At 93, he has the body of a 40-year-old man. How is it possible ?

At 93, he has the body of a 40-year-old man.  How is it possible ?

Richard Morgan is a 93-year-old Irishman. His particuliarity ? He would have the muscular capacity of a 40 year old man. How is it possible ? Insights from Dr Christophe de Jaeger, physiologist and member of the TipsForWomens expert committee.

Quadruple world rowing champion, Richard Morgan, a 93-year-old Irishman, is in Olympic shape since doctors estimate that he has the shape of a 40-year-old man. The man, whose state of form is quite exceptional for his age, was even the subject of a case study, published in the Journal of Applied Physiology.

An example of fitness and healthy aging

The man combines particularities: he is both exceptional, due to his physical and muscular endurance, but also ordinary, because he has not played sport all his life.

His career in fitness even started late – he didn’t exercise regularly until he was 73 – but he has rowed since he started a distance equivalent to ten times around the world and that he was crowned world champion in the discipline four times.

This is also what pushed scientists to study his case. “We need to look at very active older people if we want to understand aging” says Bas Van Hooren, doctoral researcher at Maastricht University in the Netherlands and author of the study.

Avoid losing muscle mass

Scientists therefore studied the case of Richard Morgan, aged 92 at that time. In the physiology laboratory at the University of Limerick in Ireland, they measured his height, weight and studied his body composition.

The scientists also looked at his diet – the man consumes a lot of protein – and also checked his metabolism and his heart and lung function.

They determined that his weight of 76 kg (168 pounds) was made up of 80% muscle and only 15% fat.
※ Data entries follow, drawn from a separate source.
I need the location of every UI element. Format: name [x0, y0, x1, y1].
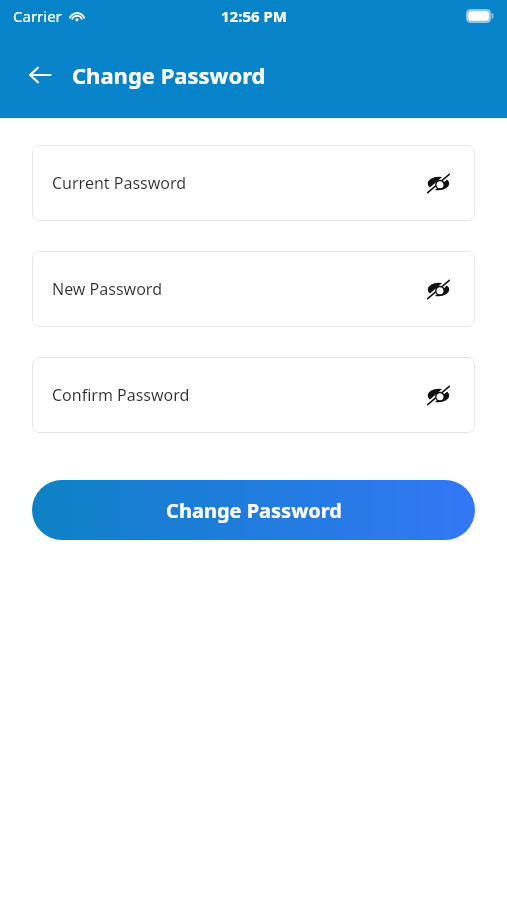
staticText: Carrier — [13, 6, 62, 26]
button[interactable]: Current Password — [32, 145, 475, 221]
button[interactable]: Show password — [421, 378, 455, 412]
button[interactable]: Show password — [421, 166, 455, 200]
staticText: Change Password — [166, 497, 342, 524]
button[interactable]: Back — [18, 53, 62, 97]
staticText: Current Password — [52, 172, 187, 194]
button[interactable]: Change Password — [32, 480, 475, 540]
staticText: New Password — [52, 278, 162, 300]
button[interactable]: Show password — [421, 272, 455, 306]
button[interactable]: Confirm Password — [32, 357, 475, 433]
staticText: 12:56 PM — [221, 6, 287, 26]
staticText: Confirm Password — [52, 384, 190, 406]
staticText: Change Password — [72, 60, 266, 90]
button[interactable]: New Password — [32, 251, 475, 327]
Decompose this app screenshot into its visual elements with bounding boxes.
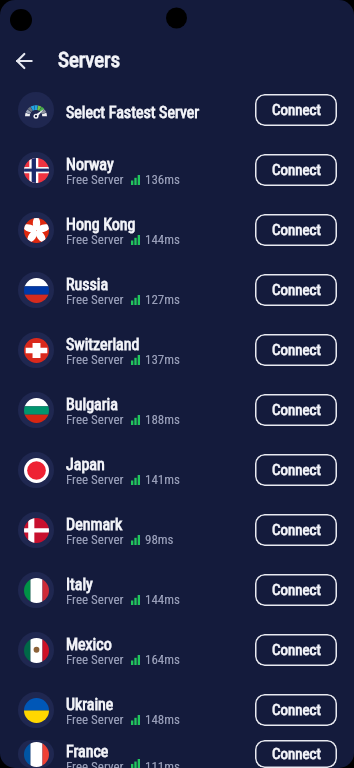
button[interactable]: Connect: [255, 514, 337, 546]
staticText: 144ms: [145, 592, 180, 607]
button[interactable]: Norway: [0, 140, 354, 200]
staticText: Servers: [58, 48, 120, 73]
button[interactable]: Switzerland: [0, 320, 354, 380]
button[interactable]: Connect: [255, 574, 337, 606]
staticText: Free Server: [66, 652, 124, 667]
staticText: Mexico: [66, 635, 112, 654]
staticText: Connect: [272, 341, 321, 359]
staticText: 188ms: [145, 412, 180, 427]
staticText: Ukraine: [66, 695, 114, 714]
staticText: Connect: [272, 161, 321, 179]
staticText: Free Server: [66, 759, 124, 768]
staticText: 136ms: [145, 172, 180, 187]
staticText: Free Server: [66, 472, 124, 487]
staticText: Connect: [272, 521, 321, 539]
staticText: Connect: [272, 281, 321, 299]
button[interactable]: Denmark: [0, 500, 354, 560]
staticText: Connect: [272, 641, 321, 659]
button[interactable]: Connect: [255, 154, 337, 186]
button[interactable]: Back: [7, 44, 40, 77]
staticText: Bulgaria: [66, 395, 118, 414]
button[interactable]: Connect: [255, 634, 337, 666]
button[interactable]: Connect: [255, 394, 337, 426]
staticText: Connect: [272, 461, 321, 479]
staticText: Free Server: [66, 352, 124, 367]
staticText: Connect: [272, 221, 321, 239]
staticText: Connect: [272, 101, 321, 119]
staticText: Select Fastest Server: [66, 103, 200, 122]
staticText: Japan: [66, 455, 105, 474]
staticText: Free Server: [66, 172, 124, 187]
staticText: Russia: [66, 275, 109, 294]
staticText: Free Server: [66, 292, 124, 307]
button[interactable]: Connect: [255, 214, 337, 246]
staticText: Connect: [272, 701, 321, 719]
button[interactable]: Connect: [255, 274, 337, 306]
button[interactable]: Hong Kong: [0, 200, 354, 260]
staticText: 137ms: [145, 352, 180, 367]
staticText: 144ms: [145, 232, 180, 247]
button[interactable]: Russia: [0, 260, 354, 320]
staticText: Norway: [66, 155, 114, 174]
staticText: 98ms: [145, 532, 174, 547]
staticText: Connect: [272, 581, 321, 599]
staticText: Free Server: [66, 712, 124, 727]
staticText: Denmark: [66, 515, 123, 534]
button[interactable]: Mexico: [0, 620, 354, 680]
staticText: Hong Kong: [66, 215, 136, 234]
button[interactable]: Bulgaria: [0, 380, 354, 440]
staticText: Connect: [272, 401, 321, 419]
button[interactable]: Connect: [255, 740, 337, 768]
staticText: 148ms: [145, 712, 180, 727]
button[interactable]: Italy: [0, 560, 354, 620]
button[interactable]: Connect: [255, 94, 337, 126]
staticText: Free Server: [66, 592, 124, 607]
staticText: Switzerland: [66, 335, 140, 354]
button[interactable]: Select Fastest Server: [0, 80, 354, 140]
button[interactable]: France: [0, 740, 354, 768]
button[interactable]: Connect: [255, 694, 337, 726]
staticText: 164ms: [145, 652, 180, 667]
staticText: Italy: [66, 575, 93, 594]
button[interactable]: Ukraine: [0, 680, 354, 740]
staticText: Connect: [272, 745, 321, 763]
staticText: 141ms: [145, 472, 180, 487]
button[interactable]: Connect: [255, 454, 337, 486]
staticText: Free Server: [66, 532, 124, 547]
staticText: France: [66, 742, 109, 761]
button[interactable]: Japan: [0, 440, 354, 500]
staticText: 127ms: [145, 292, 180, 307]
staticText: Free Server: [66, 232, 124, 247]
staticText: Free Server: [66, 412, 124, 427]
staticText: 111ms: [145, 759, 180, 768]
button[interactable]: Connect: [255, 334, 337, 366]
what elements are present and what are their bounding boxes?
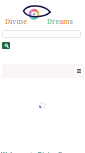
staticText: Divine [5, 17, 27, 27]
staticText: Welcome to Divine Dreams - dream [1, 150, 85, 153]
button[interactable]: Search [2, 42, 10, 49]
button[interactable]: Menu [74, 66, 83, 75]
staticText: Dreams [47, 17, 73, 27]
button[interactable] [2, 30, 81, 38]
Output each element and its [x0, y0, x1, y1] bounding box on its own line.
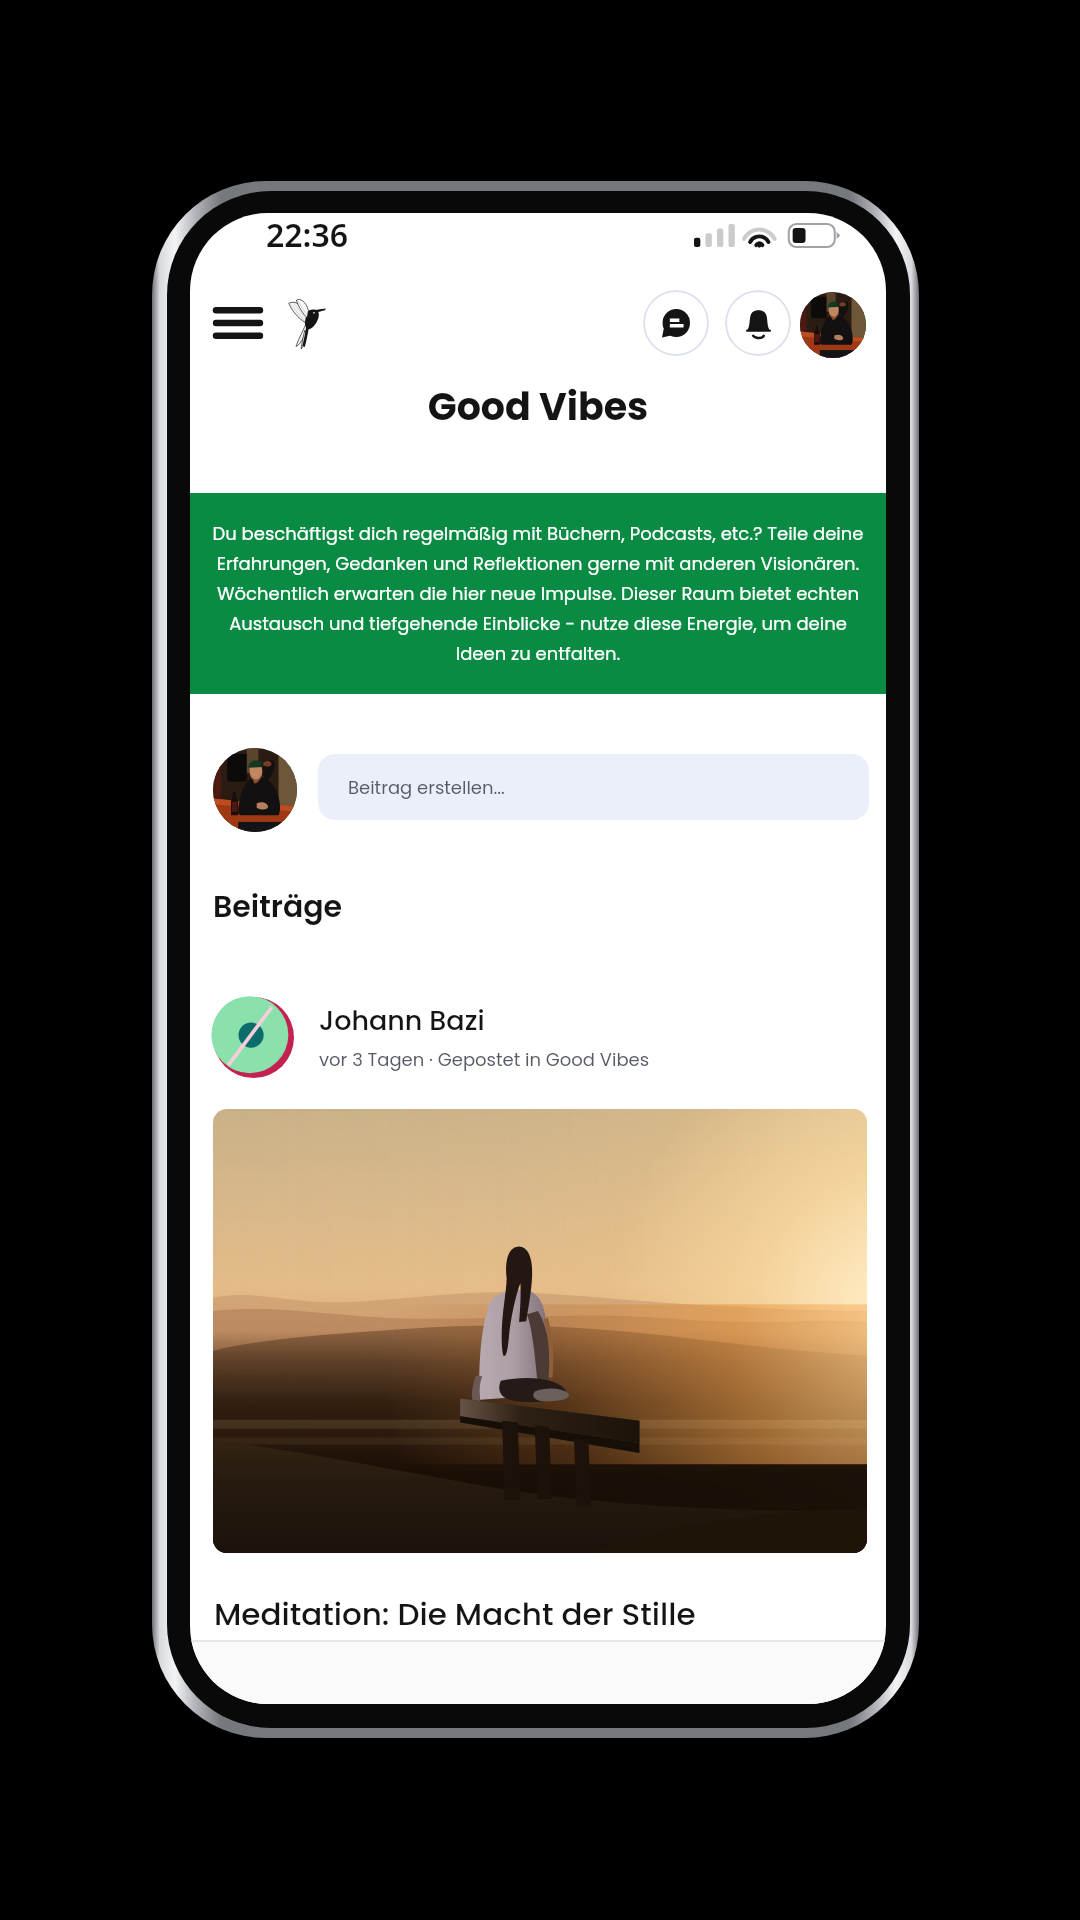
staticText: Meditation: Die Macht der Stille [214, 1592, 696, 1635]
button[interactable] [213, 748, 297, 832]
button[interactable]: Your profile [800, 292, 866, 358]
staticText: Du beschäftigst dich regelmäßig mit Büch… [212, 521, 864, 666]
button[interactable]: Open navigation menu [210, 299, 266, 347]
staticText: 22:36 [266, 213, 349, 257]
staticText: vor 3 Tagen · Gepostet in Good Vibes [319, 1047, 650, 1072]
staticText: Beitrag erstellen... [348, 775, 505, 800]
staticText: Johann Bazi [319, 1002, 485, 1040]
button[interactable]: Beitrag erstellen... [318, 754, 869, 820]
button[interactable]: Notifications [725, 290, 791, 356]
button[interactable]: Messages [643, 290, 709, 356]
staticText: Good Vibes [190, 380, 886, 433]
button[interactable] [213, 1109, 867, 1553]
staticText: Beiträge [213, 886, 343, 928]
button[interactable] [300, 988, 780, 1088]
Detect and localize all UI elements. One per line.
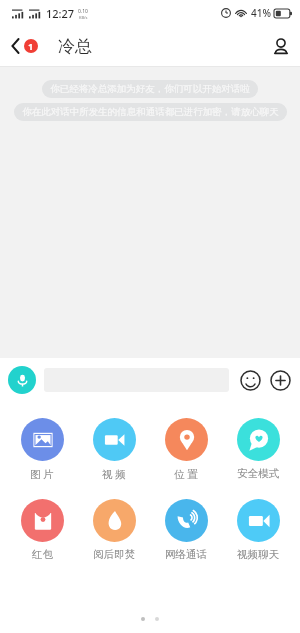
staticText: 位 置 <box>174 467 198 481</box>
staticText: 网络通话 <box>165 548 207 561</box>
button[interactable]: 图 片 <box>6 416 78 483</box>
staticText: 视频聊天 <box>237 548 279 561</box>
staticText: 阅后即焚 <box>93 548 135 561</box>
staticText: 你已经将冷总添加为好友，你们可以开始对话啦 <box>50 83 250 95</box>
staticText: 冷总 <box>58 36 92 57</box>
button[interactable]: 阅后即焚 <box>78 497 150 563</box>
button[interactable]: Back, 1 unread <box>0 33 44 59</box>
staticText: 红包 <box>32 548 53 561</box>
button[interactable]: 安全模式 <box>222 416 294 482</box>
staticText: 图 片 <box>30 467 54 481</box>
button[interactable]: 红包 <box>6 497 78 563</box>
button[interactable]: Contact profile <box>262 30 300 62</box>
staticText: 安全模式 <box>237 467 279 480</box>
staticText: 视 频 <box>102 467 126 481</box>
staticText: 0.10 <box>78 8 88 15</box>
button[interactable]: Emoji <box>238 368 262 392</box>
staticText: 1 <box>28 40 34 52</box>
button[interactable]: 视 频 <box>78 416 150 483</box>
button[interactable]: 网络通话 <box>150 497 222 563</box>
button[interactable]: 位 置 <box>150 416 222 483</box>
staticText: 41% <box>251 6 271 20</box>
staticText: 12:27 <box>46 6 75 21</box>
staticText: KB/s <box>79 15 88 20</box>
staticText: 你在此对话中所发生的信息和通话都已进行加密，请放心聊天 <box>22 106 279 118</box>
button[interactable]: More attachments <box>268 368 292 392</box>
button[interactable]: 视频聊天 <box>222 497 294 563</box>
button[interactable]: Voice message <box>8 366 36 394</box>
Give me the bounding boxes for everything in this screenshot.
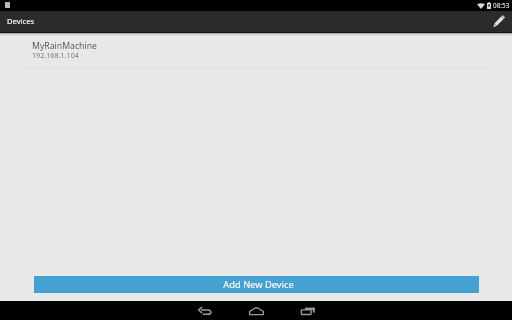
staticText: 08:53 [493,1,510,10]
staticText: 192.168.1.104 [32,50,79,60]
button[interactable]: Add New Device [34,276,479,293]
button[interactable]: Recent apps [293,301,323,320]
button[interactable]: Back [190,301,220,320]
staticText: Add New Device [223,278,294,291]
staticText: MyRainMachine [32,40,97,52]
button[interactable]: MyRainMachine [0,33,512,67]
staticText: Devices [7,16,35,26]
button[interactable]: Home [241,301,271,320]
button[interactable]: Edit [486,11,512,33]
Then, Richard Morgan was invited to row 2000 meters, under cardiac, pulmonary and muscular monitoring. During exercise, her heart rate peaked at 153 beats per minute, well above the maximum heart rate expected for her age.

Figures which corresponded more to those of a man in his forties. “VSIt was one of the most inspiring days I have ever spent in the lab.” said Philip Jakeman, lead author of the study and professor of healthy aging, physical performance and nutrition at the University of Limerick.

Exercise to prevent the effects of aging

Asked about this man’s case, Dr. Christophe de Jaeger, physiologist and member of the TipsForWomens expert committee, would like to emphasize the importance of regular training. “This man is a several-time world rowing champion, so he has high-level training. But beyond that, his example shows us that regular training, even at an advanced age, is beneficial.”.

Impressive physical condition even if he started the sport late. “VSThis proves that it is indeed only a question of will and that it is always time to adopt a healthy lifestyle.“… concludes our expert, who nevertheless recommends starting to take care of your muscle mass from the age of 50.